VERY NICE yes Breed him!


----------



## bambijarvis

_Take everything I say with a grain of salt. This is what I've gleamed from reading and my own limited experience breeding.I_

don't know his personal history but based on the visible stuff;
Recessives are Yellow color, short tail(pk), dragon scales are recessive/partial dominant.

Dominant-red(unless you breed to another fish that carries yellow you'll get red fry). Dragon scales are partial dominant-ish,so if you breed to a non-dragon you'll get fry wit partial dragon scaling.

I would get a red HMPK dragon female who has a yellow parent(carries yellow). This should give yo some yellow fry without washing it out(breeding yellow to yellow to yellow over a few generations tends to wash out the color).

Form wise I don't show, so someone else will need to comment. I personally prefer a sleeker look to the body where he looks to have a very tall body so I'd try to find a female with those genes.


----------



## drake

thank you.please critique,im still learning.
i already breed him with white platinum female..sorry dont have the female picture.this is my 1st breeding.now fry 2 days old.
@bambijarvis.
thank you for advice.i got this dragon pair.but at the end i breed him with white reddish platinum female.after this breeding succes,i will follow your advice to get red dragon female hmpk.


----------



## Ilikebutterflies

The platinum female will reduce his dragon scaling. The fry should look "patchy". The fins should be an ivory to dirty yellow color.

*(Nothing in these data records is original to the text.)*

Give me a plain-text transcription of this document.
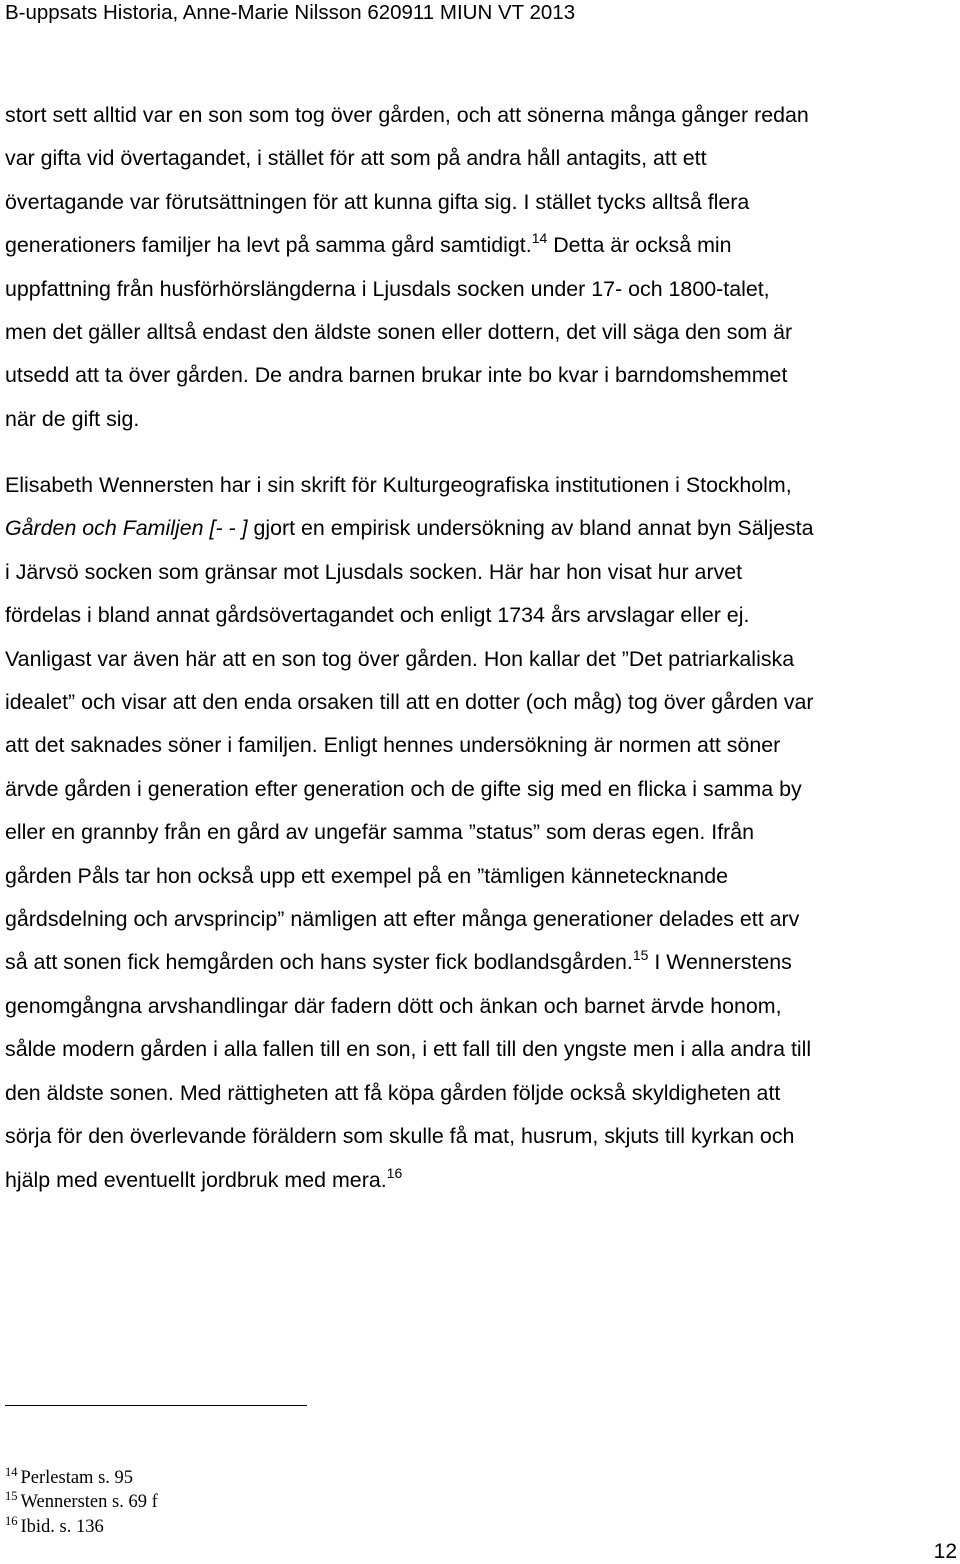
B-uppsats Historia, Anne-Marie Nilsson 620911 MIUN VT 2013
stort sett alltid var en son som tog över gården, och att sönerna många gånger redan
var gifta vid övertagandet, i stället för att som på andra håll antagits, att ett
övertagande var förutsättningen för att kunna gifta sig. I stället tycks alltså flera
generationers familjer ha levt på samma gård samtidigt.$^{14}$ Detta är också min
uppfattning från husförhörslängderna i Ljusdals socken under 17- och 1800-talet,
men det gäller alltså endast den äldste sonen eller dottern, det vill säga den som är
utsedd att ta över gården. De andra barnen brukar inte bo kvar i barndomshemmet
när de gift sig.
Elisabeth Wennersten har i sin skrift för Kulturgeografiska institutionen i Stockholm,
Gården och Familjen [- - ] gjort en empirisk undersökning av bland annat byn Säljesta
i Järvsö socken som gränsar mot Ljusdals socken. Här har hon visat hur arvet
fördelas i bland annat gårdsövertagandet och enligt 1734 års arvslagar eller ej.
Vanligast var även här att en son tog över gården. Hon kallar det ”Det patriarkaliska
idealet” och visar att den enda orsaken till att en dotter (och måg) tog över gården var
att det saknades söner i familjen. Enligt hennes undersökning är normen att söner
ärvde gården i generation efter generation och de gifte sig med en flicka i samma by
eller en grannby från en gård av ungefär samma ”status” som deras egen. Ifrån
gården Påls tar hon också upp ett exempel på en ”tämligen kännetecknande
gårdsdelning och arvsprincip” nämligen att efter många generationer delades ett arv
så att sonen fick hemgården och hans syster fick bodlandsgården.$^{15}$ I Wennerstens
genomgångna arvshandlingar där fadern dött och änkan och barnet ärvde honom,
sålde modern gården i alla fallen till en son, i ett fall till den yngste men i alla andra till
den äldste sonen. Med rättigheten att få köpa gården följde också skyldigheten att
sörja för den överlevande föräldern som skulle få mat, husrum, skjuts till kyrkan och
hjälp med eventuellt jordbruk med mera.$^{16}$
$^{14}$ Perlestam s. 95
$^{15}$ Wennersten s. 69 f
$^{16}$ Ibid. s. 136
12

I personally would breed him either to a yellow or red dragon scale. If you go with red you will get all red in the F1 most likely but yellows will pop back up if you breed back.


----------



## trilobite

Form wise he has a short body, slight spoon head, stubby first dorsal rays, round tail and "swoopy" anal. 
But his colour is amazing! I dont know much about colour genetics but Id go with a red dragon if you cant find another yellow dragon and you should get his colour back in F2 :-D


----------



## CrazyFishFreak

I wish I could get a pretty fish like that!


----------



## drake

@Ilikebutterflies
@trilobite
thank you for advice.yes,i will find red dragon female for him.btw i got yellow dragon.i bought him pair,sibling.

@CrazyFishFreak
if this dragon breeding success,i will post some to u.currently got 30 - 50 fry's.
i breed this dragon with platinum white female.1st breeding.if success u will got this line.i dont know the outcome better or not.but i at malaysia.


----------



## ashleylyn

Wow he is stunning! I don't know much about breeding or genetics, but this may be one of the prettiest bettas I've ever seen.  I can't wait to see photos of the fry as they grow!


----------